Il arrive parfois que les éditeurs juridiques se
racontent et se livrent. Ce qui prend souvent la forme de la réponse
à la question: je suis éditeur juridique, que
fais-je, que suis-je?
Et si dans les premiers temps de leurs discours, ils se
présentent, classiquement comme « des
intermédiaires », « des passeurs » entre
les auteurs et leurs lecteurs, qui se chargent de la publication, de la
diffusion et de la commercialisation des ouvrages.

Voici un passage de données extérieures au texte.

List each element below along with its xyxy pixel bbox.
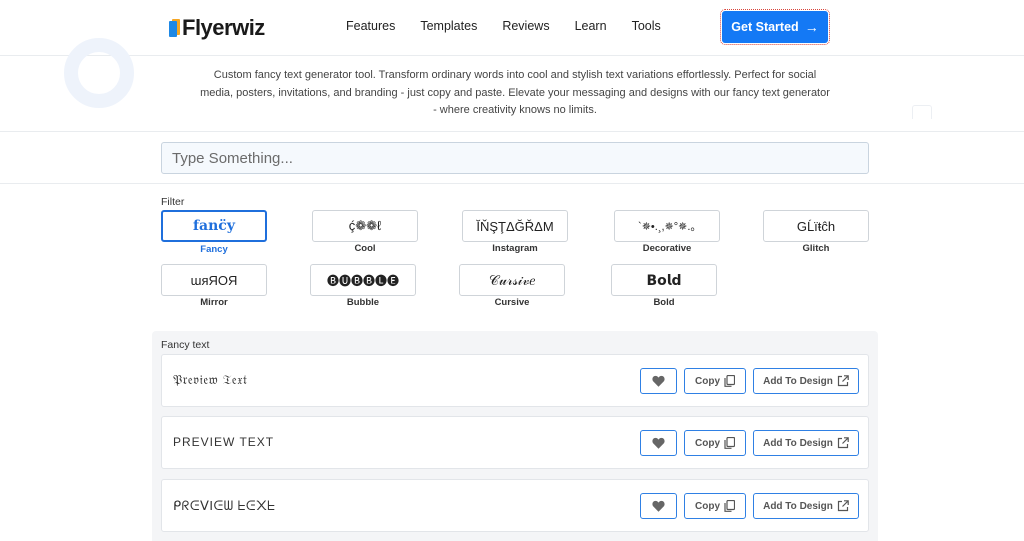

« Je suis Président de Dalloz
depuis plus de 16 ans. J'ai, avec mes équipes, le privilège de
jeter une passerelle entre les auteurs et les
lecteurs.»12(*)
« Selon le Robert, l'éditeur est
celui qui publie un ouvrage littéraire ou scientifique à son
compte pour le mettre en vente. La définition souligne le rôle
économique de ce professionnel et le risque qu'il encourt en se
substituant à l'auteur. Intermédiaire entre celui-ci et le
public, il opère sur deux versants : il assure l`impression et la
fabrication des ouvrages; il se charge ensuite de la publicité et de la
diffusion commerciale ».13(*)
A mesure qu'ils s'épanchent sur la question, ils
font souvent apparaître une configuration moins égalitaire du
monde de l'édition dans laquelle les auteurs, « leurs
auteurs », sont au même plan que les informations qu'ils
sélectionnent et trient et, eux, au sommet d'une chaîne de
diffusion de l'information appelée « chaîne du
livre ».
« Grâce à ses auteurs,
mais aussi grâce à son estampille, et à ses supports. [...]
L'éditeur peut aider à capter (grâce à ses
rédactions internes...) et à sélectionner l'information
juridique pour nourrir les travaux qu'écriront les auteurs qu'il
publiera, communiquer aux auteurs le premier matériau de leur travail.
Le rédacteur en chef d'une Revue proposera
le commentaire de tel arrêt ; il s'efforcera de ne pas seulement
accueillir des propositions de contributions, mais de les
solliciter.»14(*)
« Chaque cahier de la revue est le
résultat de trois opérations : une sélection de
l'information, un traitement de l'information retenue et, enfin, la
publication. [...]
La sélection de la doctrine est la plus
délicate car c'est elle qui véhicule l'image de la revue, donc
l'image de la marque. »15(*)
« Souvent, l'éditeur prend
lui-même l'initiative d'une oeuvre collective dont il détermine
les caractères principaux.
Il est entrepreneur à part entière
et assure pleinement ses responsabilités d'informateur.
Il a alors recours à des salariés,
rémunérés à forfait ou mensuellement. Parfois,
rarement, le contrat est « à compte d'auteur », avec
transfert des risques à ce dernier, qui paie les frais
d'impression. »16(*)
De même, ils attribuent une dimension plus sociale
à leur rôle et à leur fonction. Ils ne se contenteraient
pas de diffuser et publier des ouvrages juridiques, mais diffuseraient et
éclaireraient le droit dont-ils contribueraient également
à la connaissance et à l'amélioration.
Ainsi, selon Charles
Vallée:
« L'éditeur juridique [...] fait
passer de la science juridique à la connaissance du droit. [...] Il
contribue [à l'] éclairer [et] à [le]
diffuser»
« Il [lui] revient par ses auteurs,
d'expliquer le droit positif. »
Il suggère « par la voix de la
doctrine (c'est-à-dire par les auteurs...), au législateur ou au
juge, ce qu'il conviendrait de faire pour améliorer le
droit».
Et enfin « grâce à ses
auteurs les plus vigoureux [il], peut, et même doit, dénoncer la
multiplication de textes elliptiques».